UMSL students turned out along with high schools from all over Missouri to remember the wall and hear, many for the first time, the words of Ronald Regan at the Brandenburg Gate: "Mr. Gorbachov. Tear down this wall."

Students rushed through a wall imprinted with the German word for "freedom." They symbolized the East Germans who came in droves back on November 9, 1989.

On student remarked, "It was the end of the Cold War, the beginning of a fully-united Europe, and proof that peaceful change is possible, even in the moments when it seems most unlikely."

The observance impressed Dr. Bernd von Muerchow-Pohl who runs the German Information Center in Washington, D.C. He says concrete souvenirs from the wall are everywhere.

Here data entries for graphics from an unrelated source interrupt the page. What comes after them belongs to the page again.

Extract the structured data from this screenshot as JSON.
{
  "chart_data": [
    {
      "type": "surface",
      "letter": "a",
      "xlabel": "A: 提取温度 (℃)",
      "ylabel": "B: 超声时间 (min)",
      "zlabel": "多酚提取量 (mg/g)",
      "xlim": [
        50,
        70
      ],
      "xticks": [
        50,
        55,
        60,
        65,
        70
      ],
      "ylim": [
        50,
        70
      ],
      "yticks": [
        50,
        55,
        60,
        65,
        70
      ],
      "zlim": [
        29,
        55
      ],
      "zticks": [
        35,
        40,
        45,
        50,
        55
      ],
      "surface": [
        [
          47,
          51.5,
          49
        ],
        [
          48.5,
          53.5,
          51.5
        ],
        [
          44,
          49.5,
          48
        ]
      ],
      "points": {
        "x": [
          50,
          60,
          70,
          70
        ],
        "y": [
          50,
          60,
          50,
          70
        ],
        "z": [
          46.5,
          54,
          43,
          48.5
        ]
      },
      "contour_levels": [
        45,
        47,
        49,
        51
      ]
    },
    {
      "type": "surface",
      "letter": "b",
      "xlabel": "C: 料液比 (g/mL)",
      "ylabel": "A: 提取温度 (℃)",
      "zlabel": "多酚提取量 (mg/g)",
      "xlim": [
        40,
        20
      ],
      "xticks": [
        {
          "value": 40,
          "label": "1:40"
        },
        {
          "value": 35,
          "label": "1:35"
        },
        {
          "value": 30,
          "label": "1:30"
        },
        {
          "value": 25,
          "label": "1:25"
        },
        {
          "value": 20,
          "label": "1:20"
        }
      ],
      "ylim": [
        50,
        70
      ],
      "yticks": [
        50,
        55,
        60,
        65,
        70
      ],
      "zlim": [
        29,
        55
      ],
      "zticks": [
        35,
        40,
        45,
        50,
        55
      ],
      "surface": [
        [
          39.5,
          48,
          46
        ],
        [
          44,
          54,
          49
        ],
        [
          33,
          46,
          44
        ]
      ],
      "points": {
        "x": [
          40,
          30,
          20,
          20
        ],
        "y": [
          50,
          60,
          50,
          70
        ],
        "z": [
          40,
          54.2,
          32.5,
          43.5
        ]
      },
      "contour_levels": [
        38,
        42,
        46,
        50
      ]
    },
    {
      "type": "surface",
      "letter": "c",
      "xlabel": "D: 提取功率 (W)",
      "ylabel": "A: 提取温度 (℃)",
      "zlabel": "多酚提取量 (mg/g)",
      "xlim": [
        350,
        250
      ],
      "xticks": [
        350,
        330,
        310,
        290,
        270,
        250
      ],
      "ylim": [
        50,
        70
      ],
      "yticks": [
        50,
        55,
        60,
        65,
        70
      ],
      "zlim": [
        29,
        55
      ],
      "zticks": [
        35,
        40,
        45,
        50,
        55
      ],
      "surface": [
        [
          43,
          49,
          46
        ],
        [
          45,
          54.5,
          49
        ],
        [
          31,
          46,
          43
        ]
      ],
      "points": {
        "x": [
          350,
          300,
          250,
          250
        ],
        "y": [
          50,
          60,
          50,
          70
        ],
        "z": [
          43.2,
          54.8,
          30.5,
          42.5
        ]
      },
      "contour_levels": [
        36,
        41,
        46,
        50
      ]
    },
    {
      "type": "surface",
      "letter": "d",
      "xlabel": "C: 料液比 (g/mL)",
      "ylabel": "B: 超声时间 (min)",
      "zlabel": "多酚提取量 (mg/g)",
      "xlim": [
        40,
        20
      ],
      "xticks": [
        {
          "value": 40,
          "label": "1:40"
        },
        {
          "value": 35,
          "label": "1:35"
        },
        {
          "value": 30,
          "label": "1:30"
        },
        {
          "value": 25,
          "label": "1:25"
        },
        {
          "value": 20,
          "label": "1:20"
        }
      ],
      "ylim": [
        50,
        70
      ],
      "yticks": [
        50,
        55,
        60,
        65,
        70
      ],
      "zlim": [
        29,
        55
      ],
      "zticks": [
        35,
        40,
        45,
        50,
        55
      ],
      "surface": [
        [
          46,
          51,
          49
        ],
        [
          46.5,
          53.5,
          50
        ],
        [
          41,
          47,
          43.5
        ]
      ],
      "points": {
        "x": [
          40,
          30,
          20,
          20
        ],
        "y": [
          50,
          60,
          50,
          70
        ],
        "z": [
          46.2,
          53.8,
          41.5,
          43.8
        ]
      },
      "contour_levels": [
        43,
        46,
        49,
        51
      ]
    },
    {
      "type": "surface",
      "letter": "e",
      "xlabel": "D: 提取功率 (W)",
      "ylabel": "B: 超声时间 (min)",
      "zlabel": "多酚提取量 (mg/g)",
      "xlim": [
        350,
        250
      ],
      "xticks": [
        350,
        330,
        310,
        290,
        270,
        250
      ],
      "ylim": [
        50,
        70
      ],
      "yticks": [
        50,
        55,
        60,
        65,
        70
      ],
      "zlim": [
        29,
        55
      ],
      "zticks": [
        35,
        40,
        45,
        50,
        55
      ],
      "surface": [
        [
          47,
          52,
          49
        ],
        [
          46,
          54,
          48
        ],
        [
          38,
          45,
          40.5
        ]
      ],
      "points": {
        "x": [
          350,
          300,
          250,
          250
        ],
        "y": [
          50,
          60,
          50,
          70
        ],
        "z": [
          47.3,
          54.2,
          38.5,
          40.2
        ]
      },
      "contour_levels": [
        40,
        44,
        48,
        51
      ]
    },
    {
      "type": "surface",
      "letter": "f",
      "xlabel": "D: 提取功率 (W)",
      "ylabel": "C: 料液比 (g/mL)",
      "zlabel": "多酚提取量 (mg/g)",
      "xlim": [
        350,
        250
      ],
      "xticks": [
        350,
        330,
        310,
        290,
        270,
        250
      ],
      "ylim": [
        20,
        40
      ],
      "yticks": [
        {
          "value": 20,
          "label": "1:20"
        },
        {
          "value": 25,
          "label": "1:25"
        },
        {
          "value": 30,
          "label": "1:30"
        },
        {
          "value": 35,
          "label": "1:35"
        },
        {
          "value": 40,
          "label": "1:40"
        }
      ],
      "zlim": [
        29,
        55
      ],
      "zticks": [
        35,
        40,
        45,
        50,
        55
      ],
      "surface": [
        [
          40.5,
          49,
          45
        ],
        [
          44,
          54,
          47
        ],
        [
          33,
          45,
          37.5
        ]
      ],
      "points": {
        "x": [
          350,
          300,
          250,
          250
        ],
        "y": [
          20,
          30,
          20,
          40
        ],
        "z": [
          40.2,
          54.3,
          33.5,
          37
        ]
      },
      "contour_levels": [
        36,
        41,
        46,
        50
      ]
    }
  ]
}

Dr. Bernd von Muerchow-Pohl said, "There are quite a lot of places in the United States have pieces. One is in Fulton, Missouri, for example."

Larry Marsh, who runs UMSL's German Culture Center, says, "The teachers care about it and virtually every German teacher in the country has gone to Berlin at some time and knows exactly what it means."

From here many went to Fulton, home of Churchill's famous "iron curtain" speech, to visit the huge section of the wall there. Westminster College in Fulton joined UMSL as the only two schools in Missouri to celebrate the anniversary.

The Berlin Wall built by communists stood for 28 years. The only reminder now is a series of inlaid bricks that trace its path.